Toyota's Cue 3 robot hit five of eight from three-point range during a demonstration in Tokyo.

With today’s NBA centers being more mobile and getting farther away from the basket, Toyota may have developed the center of the future for “The League.” A 6-foot, 10-inch beast that almost never misses a free throw and shoots 3-pointers at 75% clip.

The downside is that it can’t dunk or even dribble: it’s a robot named Cue 3. The company rolled out its latest piece of technology in Tokyo to help promote the summer Olympics coming to the city in 2020. During the demonstrating it made five out of eight three pointers, which the company’s engineers say is worse than normal.

Cue 3 computes a three-dimensional image where the basket is and using sensors on its torso adjusts motors inside its arm and knees to set up the perfect form for basket after basket after basket. While it can drain threes all night, defensively, it’s lacking.

Yudai Baba, a basketball player likely representing host Japan at the 2020 Tokyo Olympics, took part in the demonstration and told the Associated Press if robot could learn a few more tricks, Cue 3 would be a welcome addition to his team.
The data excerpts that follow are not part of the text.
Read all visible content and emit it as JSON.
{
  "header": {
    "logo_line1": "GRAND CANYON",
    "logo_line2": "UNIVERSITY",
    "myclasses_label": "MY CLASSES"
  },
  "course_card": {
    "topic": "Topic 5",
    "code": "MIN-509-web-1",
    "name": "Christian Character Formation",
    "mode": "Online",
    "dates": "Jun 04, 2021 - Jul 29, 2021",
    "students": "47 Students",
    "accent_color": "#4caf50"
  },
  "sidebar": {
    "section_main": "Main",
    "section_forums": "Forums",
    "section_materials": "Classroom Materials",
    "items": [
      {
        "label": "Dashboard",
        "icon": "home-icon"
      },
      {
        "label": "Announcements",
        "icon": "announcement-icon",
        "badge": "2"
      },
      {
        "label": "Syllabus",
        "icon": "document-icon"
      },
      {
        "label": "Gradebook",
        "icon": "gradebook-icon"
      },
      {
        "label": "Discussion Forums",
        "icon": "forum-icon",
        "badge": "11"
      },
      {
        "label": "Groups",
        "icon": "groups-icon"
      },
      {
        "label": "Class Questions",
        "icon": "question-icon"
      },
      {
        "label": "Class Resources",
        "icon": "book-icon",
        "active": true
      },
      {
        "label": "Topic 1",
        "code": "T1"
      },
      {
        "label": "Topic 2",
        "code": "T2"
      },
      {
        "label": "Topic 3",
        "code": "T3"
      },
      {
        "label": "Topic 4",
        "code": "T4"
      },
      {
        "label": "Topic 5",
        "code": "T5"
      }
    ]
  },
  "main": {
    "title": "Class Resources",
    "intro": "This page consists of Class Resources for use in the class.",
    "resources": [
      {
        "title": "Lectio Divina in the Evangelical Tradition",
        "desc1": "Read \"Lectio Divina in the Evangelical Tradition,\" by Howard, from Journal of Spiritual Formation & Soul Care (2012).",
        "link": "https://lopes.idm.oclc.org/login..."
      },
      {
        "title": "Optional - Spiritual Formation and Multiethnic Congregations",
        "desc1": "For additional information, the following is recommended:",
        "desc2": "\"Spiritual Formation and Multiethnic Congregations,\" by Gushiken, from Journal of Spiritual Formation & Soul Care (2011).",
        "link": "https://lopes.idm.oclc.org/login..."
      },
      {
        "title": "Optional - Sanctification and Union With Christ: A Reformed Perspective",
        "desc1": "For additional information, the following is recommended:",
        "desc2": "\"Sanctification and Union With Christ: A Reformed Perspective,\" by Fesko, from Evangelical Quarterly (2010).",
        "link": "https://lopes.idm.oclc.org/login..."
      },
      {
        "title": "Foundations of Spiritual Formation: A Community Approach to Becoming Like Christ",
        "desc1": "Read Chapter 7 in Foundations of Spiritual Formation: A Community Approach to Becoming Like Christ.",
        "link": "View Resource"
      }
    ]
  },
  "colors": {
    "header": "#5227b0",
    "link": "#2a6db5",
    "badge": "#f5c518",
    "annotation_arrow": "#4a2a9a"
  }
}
(Toyota building lunar rover for Japanese moon landing. Click Here for the story.)

“We human players are still better for now,” he said. An earlier version of the robot made free throws.
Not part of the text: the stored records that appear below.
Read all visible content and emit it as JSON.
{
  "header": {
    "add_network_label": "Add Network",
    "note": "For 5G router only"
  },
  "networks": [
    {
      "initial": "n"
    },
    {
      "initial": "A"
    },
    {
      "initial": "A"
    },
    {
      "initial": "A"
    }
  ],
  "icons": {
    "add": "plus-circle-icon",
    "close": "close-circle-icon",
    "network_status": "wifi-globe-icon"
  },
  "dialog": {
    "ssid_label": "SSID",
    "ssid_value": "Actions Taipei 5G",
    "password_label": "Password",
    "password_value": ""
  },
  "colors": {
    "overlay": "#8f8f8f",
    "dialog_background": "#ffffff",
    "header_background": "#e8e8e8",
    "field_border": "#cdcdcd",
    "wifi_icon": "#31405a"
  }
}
Cue 3 exhibits good form with the follow through on his three-point shot Monday.

Toyota and other automakers have produced a variety of robots during the past decade or so that mimicked the abilities of humans in variety of fronts from running to dancing to kicking a soccer ball. This marks the beginning of a trend.

Efforts in developing human-shaped robots underline a global shift in robotics use from pre-programmed mechanical arms in limited situations like factories to functioning in the real world with people.
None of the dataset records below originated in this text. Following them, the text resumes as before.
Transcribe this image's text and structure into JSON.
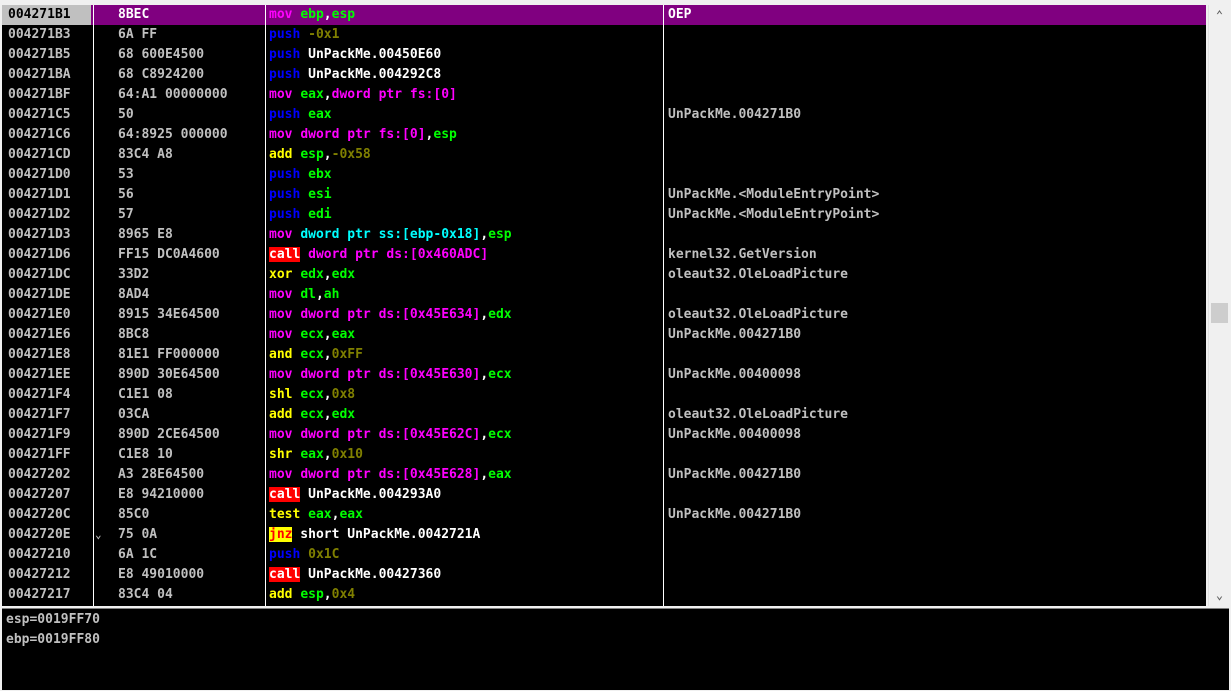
{
  "colors": {
    "mov": "#ff00ff",
    "push": "#0000ff",
    "call_bg": "#ff0000",
    "jcc_bg": "#ffff00",
    "arith": "#ffff00",
    "number": "#808000",
    "register": "#00ff00",
    "memory": "#00ffff",
    "selection": "#800080"
  },
  "disassembly": [
    {
      "addr": "004271B1",
      "bytes": "8BEC",
      "dis": [
        [
          "mov ",
          "mov"
        ],
        [
          "ebp",
          "reg"
        ],
        [
          ",",
          ""
        ],
        [
          "esp",
          "reg"
        ]
      ],
      "comment": "OEP",
      "selected": true
    },
    {
      "addr": "004271B3",
      "bytes": "6A FF",
      "dis": [
        [
          "push ",
          "push"
        ],
        [
          "-0x1",
          "num"
        ]
      ],
      "comment": ""
    },
    {
      "addr": "004271B5",
      "bytes": "68 600E4500",
      "dis": [
        [
          "push ",
          "push"
        ],
        [
          "UnPackMe.00450E60",
          "plain"
        ]
      ],
      "comment": ""
    },
    {
      "addr": "004271BA",
      "bytes": "68 C8924200",
      "dis": [
        [
          "push ",
          "push"
        ],
        [
          "UnPackMe.004292C8",
          "plain"
        ]
      ],
      "comment": ""
    },
    {
      "addr": "004271BF",
      "bytes": "64:A1 00000000",
      "dis": [
        [
          "mov ",
          "mov"
        ],
        [
          "eax",
          "reg"
        ],
        [
          ",",
          ""
        ],
        [
          "dword ptr fs:[0]",
          "memmov"
        ]
      ],
      "comment": ""
    },
    {
      "addr": "004271C5",
      "bytes": "50",
      "dis": [
        [
          "push ",
          "push"
        ],
        [
          "eax",
          "reg"
        ]
      ],
      "comment": "UnPackMe.004271B0"
    },
    {
      "addr": "004271C6",
      "bytes": "64:8925 000000",
      "dis": [
        [
          "mov ",
          "mov"
        ],
        [
          "dword ptr fs:[0]",
          "memmov"
        ],
        [
          ",",
          ""
        ],
        [
          "esp",
          "reg"
        ]
      ],
      "comment": ""
    },
    {
      "addr": "004271CD",
      "bytes": "83C4 A8",
      "dis": [
        [
          "add ",
          "arith"
        ],
        [
          "esp",
          "reg"
        ],
        [
          ",",
          ""
        ],
        [
          "-0x58",
          "num"
        ]
      ],
      "comment": ""
    },
    {
      "addr": "004271D0",
      "bytes": "53",
      "dis": [
        [
          "push ",
          "push"
        ],
        [
          "ebx",
          "reg"
        ]
      ],
      "comment": ""
    },
    {
      "addr": "004271D1",
      "bytes": "56",
      "dis": [
        [
          "push ",
          "push"
        ],
        [
          "esi",
          "reg"
        ]
      ],
      "comment": "UnPackMe.<ModuleEntryPoint>"
    },
    {
      "addr": "004271D2",
      "bytes": "57",
      "dis": [
        [
          "push ",
          "push"
        ],
        [
          "edi",
          "reg"
        ]
      ],
      "comment": "UnPackMe.<ModuleEntryPoint>"
    },
    {
      "addr": "004271D3",
      "bytes": "8965 E8",
      "dis": [
        [
          "mov ",
          "mov"
        ],
        [
          "dword ptr ss:[ebp-0x18]",
          "mem"
        ],
        [
          ",",
          ""
        ],
        [
          "esp",
          "reg"
        ]
      ],
      "comment": ""
    },
    {
      "addr": "004271D6",
      "bytes": "FF15 DC0A4600",
      "dis": [
        [
          "call",
          "call"
        ],
        [
          " ",
          ""
        ],
        [
          "dword ptr ds:[0x460ADC]",
          "memmov"
        ]
      ],
      "comment": "kernel32.GetVersion"
    },
    {
      "addr": "004271DC",
      "bytes": "33D2",
      "dis": [
        [
          "xor ",
          "arith"
        ],
        [
          "edx",
          "reg"
        ],
        [
          ",",
          ""
        ],
        [
          "edx",
          "reg"
        ]
      ],
      "comment": "oleaut32.OleLoadPicture"
    },
    {
      "addr": "004271DE",
      "bytes": "8AD4",
      "dis": [
        [
          "mov ",
          "mov"
        ],
        [
          "dl",
          "reg"
        ],
        [
          ",",
          ""
        ],
        [
          "ah",
          "reg"
        ]
      ],
      "comment": ""
    },
    {
      "addr": "004271E0",
      "bytes": "8915 34E64500",
      "dis": [
        [
          "mov ",
          "mov"
        ],
        [
          "dword ptr ds:[0x45E634]",
          "memmov"
        ],
        [
          ",",
          ""
        ],
        [
          "edx",
          "reg"
        ]
      ],
      "comment": "oleaut32.OleLoadPicture"
    },
    {
      "addr": "004271E6",
      "bytes": "8BC8",
      "dis": [
        [
          "mov ",
          "mov"
        ],
        [
          "ecx",
          "reg"
        ],
        [
          ",",
          ""
        ],
        [
          "eax",
          "reg"
        ]
      ],
      "comment": "UnPackMe.004271B0"
    },
    {
      "addr": "004271E8",
      "bytes": "81E1 FF000000",
      "dis": [
        [
          "and ",
          "arith"
        ],
        [
          "ecx",
          "reg"
        ],
        [
          ",",
          ""
        ],
        [
          "0xFF",
          "num"
        ]
      ],
      "comment": ""
    },
    {
      "addr": "004271EE",
      "bytes": "890D 30E64500",
      "dis": [
        [
          "mov ",
          "mov"
        ],
        [
          "dword ptr ds:[0x45E630]",
          "memmov"
        ],
        [
          ",",
          ""
        ],
        [
          "ecx",
          "reg"
        ]
      ],
      "comment": "UnPackMe.00400098"
    },
    {
      "addr": "004271F4",
      "bytes": "C1E1 08",
      "dis": [
        [
          "shl ",
          "arith"
        ],
        [
          "ecx",
          "reg"
        ],
        [
          ",",
          ""
        ],
        [
          "0x8",
          "num"
        ]
      ],
      "comment": ""
    },
    {
      "addr": "004271F7",
      "bytes": "03CA",
      "dis": [
        [
          "add ",
          "arith"
        ],
        [
          "ecx",
          "reg"
        ],
        [
          ",",
          ""
        ],
        [
          "edx",
          "reg"
        ]
      ],
      "comment": "oleaut32.OleLoadPicture"
    },
    {
      "addr": "004271F9",
      "bytes": "890D 2CE64500",
      "dis": [
        [
          "mov ",
          "mov"
        ],
        [
          "dword ptr ds:[0x45E62C]",
          "memmov"
        ],
        [
          ",",
          ""
        ],
        [
          "ecx",
          "reg"
        ]
      ],
      "comment": "UnPackMe.00400098"
    },
    {
      "addr": "004271FF",
      "bytes": "C1E8 10",
      "dis": [
        [
          "shr ",
          "arith"
        ],
        [
          "eax",
          "reg"
        ],
        [
          ",",
          ""
        ],
        [
          "0x10",
          "num"
        ]
      ],
      "comment": ""
    },
    {
      "addr": "00427202",
      "bytes": "A3 28E64500",
      "dis": [
        [
          "mov ",
          "mov"
        ],
        [
          "dword ptr ds:[0x45E628]",
          "memmov"
        ],
        [
          ",",
          ""
        ],
        [
          "eax",
          "reg"
        ]
      ],
      "comment": "UnPackMe.004271B0"
    },
    {
      "addr": "00427207",
      "bytes": "E8 94210000",
      "dis": [
        [
          "call",
          "call"
        ],
        [
          " ",
          ""
        ],
        [
          "UnPackMe.004293A0",
          "plain"
        ]
      ],
      "comment": ""
    },
    {
      "addr": "0042720C",
      "bytes": "85C0",
      "dis": [
        [
          "test ",
          "arith"
        ],
        [
          "eax",
          "reg"
        ],
        [
          ",",
          ""
        ],
        [
          "eax",
          "reg"
        ]
      ],
      "comment": "UnPackMe.004271B0"
    },
    {
      "addr": "0042720E",
      "bytes": "75 0A",
      "dis": [
        [
          "jnz",
          "jcc"
        ],
        [
          " short ",
          ""
        ],
        [
          "UnPackMe.0042721A",
          "plain"
        ]
      ],
      "comment": "",
      "jump": true
    },
    {
      "addr": "00427210",
      "bytes": "6A 1C",
      "dis": [
        [
          "push ",
          "push"
        ],
        [
          "0x1C",
          "num"
        ]
      ],
      "comment": ""
    },
    {
      "addr": "00427212",
      "bytes": "E8 49010000",
      "dis": [
        [
          "call",
          "call"
        ],
        [
          " ",
          ""
        ],
        [
          "UnPackMe.00427360",
          "plain"
        ]
      ],
      "comment": ""
    },
    {
      "addr": "00427217",
      "bytes": "83C4 04",
      "dis": [
        [
          "add ",
          "arith"
        ],
        [
          "esp",
          "reg"
        ],
        [
          ",",
          ""
        ],
        [
          "0x4",
          "num"
        ]
      ],
      "comment": ""
    }
  ],
  "info": {
    "line1": "esp=0019FF70",
    "line2": "ebp=0019FF80"
  },
  "scrollbar": {
    "up_icon": "chevron-up-icon",
    "down_icon": "chevron-down-icon",
    "up_glyph": "⌃",
    "down_glyph": "⌄",
    "position": 0.5
  }
}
(Click Here for more about Toyota’s $2.8B plan to create a company to build autonomous vehicles.)

Though it did miss a few shows – and experience a power failure in the process – Cue 3’s role is more symbolic than practical. The robot’s name says it all, meaning it can be taken as a cue of things to come and to allow engineers to demonstrate their abilities, raising morale in the process.

Cue 3 almost looks like a person wearing a black and red basketball tank, but the outer covering of the robot is black and looks like a cross between chain mail and armadillo shell. Toyota’s history with robots came into play today as well.

The company’s made other robots, including one that played a violin. Another, resembling R2-D2 of Star Wars, slides around and picks up things, it handed the basketball to Cue 3 for the demonstration. While experts note that robots can tackle many of the tasks that humans can – one only needs to visit the nearest automotive assembly plant to see that in action – basketball-playing robots are a ways off.

(To see more about Toyota’s plans up to now for an autonomous vehicle, Click Here.)

“In 20 years, with technological advances,” Tomohiro Nomi, a Toyota engineer who worked on Cue 3, believes robots will be able to dunk, which means being able to run, dribble and jump.